En çok Başbakan izlemeliydi o maçı
Seyrantepe’de yaşanan nankörlüğü, aymazlığı ve kepazeliği anlatmak istiyorum ama, kelimeler yetecek mi, kuşkuluyum..
¥
Ben ne liglerden anlarım, ne de herhangi bir lig maçını izlemişliğim vardır. Bilen bilir. Bu işin ekonomisiyle de doğal olarak ilgilenmedim. Hâlâ bilmem mesela bir futbolcu için ödenen para direkt onun cebine mi gider, eski kulübü aradan birkaç bir şeyler alır mı, sonra o futbolcuya aylık maaş da ödenir mi, SSK’sı yapılır mı… vs.. Bilmem.. Ama Galatasaray için yapılan fedakârlığı biliyorum. Sadece ben değil, milyonlarca Galatasaraylı da eminim biliyordur.. Detayına girmeyeceğim ama, GS’ye gönül vermesi karşılığında ihaleyi alan arkadaşın inşaatı sırasında, GS bayrağının nasıl indirildiğini hatırlıyorsunuzdur sanırım.. O yol benim işe gidiş güzergahım olduğu için, gelişmeleri gün gün takip eden sayılı adamlardan biriyim.

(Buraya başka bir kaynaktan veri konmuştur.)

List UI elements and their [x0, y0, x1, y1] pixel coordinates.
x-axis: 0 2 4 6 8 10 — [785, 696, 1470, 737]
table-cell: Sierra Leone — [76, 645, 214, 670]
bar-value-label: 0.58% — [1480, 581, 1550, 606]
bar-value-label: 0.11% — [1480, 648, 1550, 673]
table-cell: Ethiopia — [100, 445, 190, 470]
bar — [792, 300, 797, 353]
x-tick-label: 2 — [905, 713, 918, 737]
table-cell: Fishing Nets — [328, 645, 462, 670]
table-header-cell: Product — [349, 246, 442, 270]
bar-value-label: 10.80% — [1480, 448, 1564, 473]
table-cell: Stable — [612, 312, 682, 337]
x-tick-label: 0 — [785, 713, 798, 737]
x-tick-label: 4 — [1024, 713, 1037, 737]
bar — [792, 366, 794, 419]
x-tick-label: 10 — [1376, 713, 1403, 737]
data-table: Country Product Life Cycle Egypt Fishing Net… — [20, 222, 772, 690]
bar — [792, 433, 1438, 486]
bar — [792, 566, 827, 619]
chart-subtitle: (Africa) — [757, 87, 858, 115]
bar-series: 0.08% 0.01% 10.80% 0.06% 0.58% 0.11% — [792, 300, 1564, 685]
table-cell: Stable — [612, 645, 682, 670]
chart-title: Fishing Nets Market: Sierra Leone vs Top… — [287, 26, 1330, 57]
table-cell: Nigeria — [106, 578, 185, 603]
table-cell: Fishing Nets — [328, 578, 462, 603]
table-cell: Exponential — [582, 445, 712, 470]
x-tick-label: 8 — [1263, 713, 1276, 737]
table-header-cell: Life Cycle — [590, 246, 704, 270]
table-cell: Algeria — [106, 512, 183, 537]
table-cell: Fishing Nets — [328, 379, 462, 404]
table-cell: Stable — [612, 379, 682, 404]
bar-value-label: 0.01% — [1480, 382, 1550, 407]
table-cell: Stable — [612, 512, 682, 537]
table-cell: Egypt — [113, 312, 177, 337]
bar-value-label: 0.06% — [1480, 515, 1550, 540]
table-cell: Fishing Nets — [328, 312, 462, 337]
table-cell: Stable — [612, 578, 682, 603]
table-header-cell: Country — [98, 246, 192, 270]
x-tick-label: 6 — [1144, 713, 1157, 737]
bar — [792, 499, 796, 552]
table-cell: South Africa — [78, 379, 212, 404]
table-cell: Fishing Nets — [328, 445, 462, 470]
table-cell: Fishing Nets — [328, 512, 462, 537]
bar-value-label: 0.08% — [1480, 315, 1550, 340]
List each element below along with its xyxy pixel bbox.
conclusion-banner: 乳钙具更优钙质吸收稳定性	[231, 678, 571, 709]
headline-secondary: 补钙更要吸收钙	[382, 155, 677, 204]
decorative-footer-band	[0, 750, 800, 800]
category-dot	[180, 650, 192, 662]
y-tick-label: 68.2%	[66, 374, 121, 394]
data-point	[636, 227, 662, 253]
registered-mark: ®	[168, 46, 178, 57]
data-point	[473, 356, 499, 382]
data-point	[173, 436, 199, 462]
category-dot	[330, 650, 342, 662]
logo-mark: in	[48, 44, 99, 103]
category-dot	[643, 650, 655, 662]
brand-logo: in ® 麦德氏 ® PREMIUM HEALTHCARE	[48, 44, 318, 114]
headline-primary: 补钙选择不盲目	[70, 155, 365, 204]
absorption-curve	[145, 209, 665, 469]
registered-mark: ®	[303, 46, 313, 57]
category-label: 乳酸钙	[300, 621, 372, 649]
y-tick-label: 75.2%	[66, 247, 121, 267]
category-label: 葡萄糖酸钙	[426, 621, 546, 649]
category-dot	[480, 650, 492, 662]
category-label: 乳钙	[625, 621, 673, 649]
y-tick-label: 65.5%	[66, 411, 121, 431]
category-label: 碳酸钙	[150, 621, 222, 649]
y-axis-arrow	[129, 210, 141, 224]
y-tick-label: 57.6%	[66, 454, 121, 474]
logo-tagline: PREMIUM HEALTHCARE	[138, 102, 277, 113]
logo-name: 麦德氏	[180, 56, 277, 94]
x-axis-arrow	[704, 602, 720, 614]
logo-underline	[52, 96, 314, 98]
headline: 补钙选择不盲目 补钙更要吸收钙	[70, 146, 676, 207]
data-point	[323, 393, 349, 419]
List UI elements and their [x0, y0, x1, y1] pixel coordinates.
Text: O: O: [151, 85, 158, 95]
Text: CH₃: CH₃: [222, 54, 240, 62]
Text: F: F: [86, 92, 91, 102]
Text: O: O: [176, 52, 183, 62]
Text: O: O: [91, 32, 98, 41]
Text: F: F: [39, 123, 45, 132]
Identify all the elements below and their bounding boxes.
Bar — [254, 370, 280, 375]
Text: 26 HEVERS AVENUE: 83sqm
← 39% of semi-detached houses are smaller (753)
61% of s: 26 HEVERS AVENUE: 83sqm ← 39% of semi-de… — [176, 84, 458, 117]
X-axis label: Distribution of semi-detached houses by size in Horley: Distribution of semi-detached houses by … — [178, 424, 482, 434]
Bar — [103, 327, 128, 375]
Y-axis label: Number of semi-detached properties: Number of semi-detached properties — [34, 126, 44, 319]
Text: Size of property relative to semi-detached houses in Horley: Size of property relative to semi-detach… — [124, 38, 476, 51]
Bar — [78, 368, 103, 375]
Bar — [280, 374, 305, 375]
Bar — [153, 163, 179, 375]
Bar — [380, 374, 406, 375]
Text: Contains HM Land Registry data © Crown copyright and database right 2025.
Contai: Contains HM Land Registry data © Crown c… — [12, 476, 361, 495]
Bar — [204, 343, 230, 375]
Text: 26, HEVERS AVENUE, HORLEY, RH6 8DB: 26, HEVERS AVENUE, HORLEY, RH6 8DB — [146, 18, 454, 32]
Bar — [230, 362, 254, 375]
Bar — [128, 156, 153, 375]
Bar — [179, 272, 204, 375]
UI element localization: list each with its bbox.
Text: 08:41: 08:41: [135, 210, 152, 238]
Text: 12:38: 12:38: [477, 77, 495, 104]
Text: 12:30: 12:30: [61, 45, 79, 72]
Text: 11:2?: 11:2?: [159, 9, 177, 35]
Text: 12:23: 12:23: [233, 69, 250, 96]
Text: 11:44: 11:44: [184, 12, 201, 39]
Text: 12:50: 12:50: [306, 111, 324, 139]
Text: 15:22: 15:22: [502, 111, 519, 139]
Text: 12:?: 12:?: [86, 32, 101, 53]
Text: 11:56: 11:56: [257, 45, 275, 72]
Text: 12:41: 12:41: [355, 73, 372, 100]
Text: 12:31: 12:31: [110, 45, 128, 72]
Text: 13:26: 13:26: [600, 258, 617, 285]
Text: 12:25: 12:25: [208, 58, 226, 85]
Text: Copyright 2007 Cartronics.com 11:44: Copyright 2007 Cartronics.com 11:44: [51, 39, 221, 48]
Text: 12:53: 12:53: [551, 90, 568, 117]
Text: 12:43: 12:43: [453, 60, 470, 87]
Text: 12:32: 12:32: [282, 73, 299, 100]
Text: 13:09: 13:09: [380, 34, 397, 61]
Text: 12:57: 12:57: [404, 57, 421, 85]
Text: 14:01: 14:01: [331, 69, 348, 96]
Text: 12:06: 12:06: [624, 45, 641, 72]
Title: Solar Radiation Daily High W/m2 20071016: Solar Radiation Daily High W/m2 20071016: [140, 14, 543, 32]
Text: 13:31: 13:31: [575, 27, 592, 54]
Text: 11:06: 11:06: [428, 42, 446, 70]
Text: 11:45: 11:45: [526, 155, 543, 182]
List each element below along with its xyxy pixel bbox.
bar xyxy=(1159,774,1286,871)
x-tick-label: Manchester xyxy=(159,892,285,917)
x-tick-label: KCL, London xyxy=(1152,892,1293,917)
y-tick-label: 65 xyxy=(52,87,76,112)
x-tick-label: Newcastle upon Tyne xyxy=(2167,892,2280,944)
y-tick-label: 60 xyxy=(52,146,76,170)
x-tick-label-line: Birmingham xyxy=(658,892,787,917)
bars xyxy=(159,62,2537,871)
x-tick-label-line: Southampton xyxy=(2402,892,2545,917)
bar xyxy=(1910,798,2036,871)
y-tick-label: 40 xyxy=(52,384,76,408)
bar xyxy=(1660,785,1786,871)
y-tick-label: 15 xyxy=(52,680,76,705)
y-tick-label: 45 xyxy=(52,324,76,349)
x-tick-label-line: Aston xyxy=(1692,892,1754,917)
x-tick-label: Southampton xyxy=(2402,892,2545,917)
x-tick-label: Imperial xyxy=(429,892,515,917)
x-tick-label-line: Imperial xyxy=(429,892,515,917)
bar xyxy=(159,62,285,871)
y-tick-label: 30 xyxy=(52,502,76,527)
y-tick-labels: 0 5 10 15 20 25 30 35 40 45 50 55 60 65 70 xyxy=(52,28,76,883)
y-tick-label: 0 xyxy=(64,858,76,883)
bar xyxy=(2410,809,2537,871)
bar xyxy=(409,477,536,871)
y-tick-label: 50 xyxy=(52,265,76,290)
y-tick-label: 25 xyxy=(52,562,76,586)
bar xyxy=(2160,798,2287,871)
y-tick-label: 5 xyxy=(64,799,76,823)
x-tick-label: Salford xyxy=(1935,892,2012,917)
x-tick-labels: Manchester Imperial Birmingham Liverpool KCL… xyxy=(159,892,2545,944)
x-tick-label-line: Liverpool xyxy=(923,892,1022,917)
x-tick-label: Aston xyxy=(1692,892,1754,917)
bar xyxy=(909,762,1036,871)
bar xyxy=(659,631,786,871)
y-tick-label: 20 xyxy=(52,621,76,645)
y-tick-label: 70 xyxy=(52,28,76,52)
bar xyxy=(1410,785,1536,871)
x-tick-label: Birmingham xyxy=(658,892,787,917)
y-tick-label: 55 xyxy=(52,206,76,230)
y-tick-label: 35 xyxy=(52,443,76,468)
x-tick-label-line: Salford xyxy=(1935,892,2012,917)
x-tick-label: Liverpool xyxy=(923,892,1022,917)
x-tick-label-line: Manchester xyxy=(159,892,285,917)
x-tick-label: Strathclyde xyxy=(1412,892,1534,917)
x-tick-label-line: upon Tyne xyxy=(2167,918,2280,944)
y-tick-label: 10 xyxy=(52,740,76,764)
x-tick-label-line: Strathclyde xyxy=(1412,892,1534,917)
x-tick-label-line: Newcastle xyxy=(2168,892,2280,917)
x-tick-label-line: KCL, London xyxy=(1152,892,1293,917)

Önce inşaat durdu, ardından, inşaat malzemeleri yakıldı, sonra bayraklar indi.. Şantiyeden aynı gün şöyle bir açıklama geldi; “Yarına kadar paralarımız yatmazsa, aha da buraya sarı-lacivert bayrağı çekiyoruz”.. Hatırlayın, Abu Dhabi Group’tan gelen para kurtardı Aslanların yattığı yeri.. Bütün bu serzenişimin altında GS taraftarına duyulan öfke var gibi görülebilir. Yanlış.. Her GS taraftarı Başbakan’a tepki gösterecekse Başbakan iktidardan düşer.. Ama her FB taraftarı, oy verirse, yüzde 80’le yeniden gelir.. Dolayısıyla temel olarak herhangi bir futbol taraftarlığının, siyaset üzerinde homojen etkisinin olmadığını bilirim.. Bu işin Galatasaray ile ilgili bile olmadığına inanmaya çalışıyorum hatta.. Seçimler öncesi, her fırsatı değerlendirmeye çalışan grupların, burada da karşımıza çıktığını düşünüyorum hatta.. Dahası Adnan Polat’ın Başbakan’dan özür dilemesi bile özünde, camianın o gece yaşananları sahiplenmediği anlamına gelir ki, bu TOKİ Başkanı’nı da temize çıkarır.. Çünkü bilen bilmeyen “TOKİ Başkanı öyle konuşmasaydı, böyle olmayacaktı..” diyecek/diyor.. Peki ama, gerçekten böyle olduğuna inansa, Adnan Polat neden esirgesin ki lafını..? Çok ciddi bir provokasyon yaşanmış ve sürü psikolojisiyle, binlerce insan bu provokasyona alet edilmiştir.. Bana sorarsanız, o gece orada neyi ve neden ıslıkladığını bilmeden protestoya katılan binlerce GS taraftarı vardı.. Acaba, o taraftarın vicdanı şimdi rahat mı?
¥
Su katıksız Fenerbahçeli bir adamdır Tayyip Erdoğan. Uluslar arası toplantılara bile sarı-lacivert kravatıyla katılır. İçten içe Kasımpaşalıdır da.. En az FB kadar önemlidir Kasımpaşa Başbakan için.. Peki ya Rizespor?.. Peki hangisi için böyle önemli bir fedakârlık yapılmış hükümetten? Bir bakar mısınız Allah Aşkına? Başbakan’ın, ezeli rakip olarak gördüğü Galatasaray için, en zor zamanda, kesenin ağzını açarak böylesine muazzam bir eseri tamamlamış olmasının karşılığı bu mu olacaktı? O akşam, o stadda o maçı keyifle izlemeyi en fazla hakkeden insana izletmediniz o maçı. O protestoculardan, buna çanak tutanlardan, yaşananları “demokratik tepki” gibi yutturmaya çalışanlardan, daha fazla hakketmedi mi Erdoğan o akşam orada o maçı izlemeyi?
¥
Söylemeyecektim ama, frenleyemeyeceğim kendimi.. Bu ülkede Galatasaray taraftarı Başbakanlar iktidardayken, birileri GS ile PKK’yı birlikte anıyordu ve kimse kılını kıpırdatmıyordu. Hatırlasanıza ne zaman sona erdi bu kara propaganda? Sonra Bay Hasip Kaplan, Diyarbakır için yaşananlar “ırkçılıktır” derken, Seyrantepe için acaba nasıl; “demokratik tepki” açıklamasında bulunduğunuzu anlamıyorum. Bu arada, “tepki koyan halkı anlamayana vuvuzella az” diyerek, MHP ile “vuvuzela kardeşliği”nizi de ilan etmiş oldunuz böylece. Hayırlı olsun. Kalın sağlıcakla...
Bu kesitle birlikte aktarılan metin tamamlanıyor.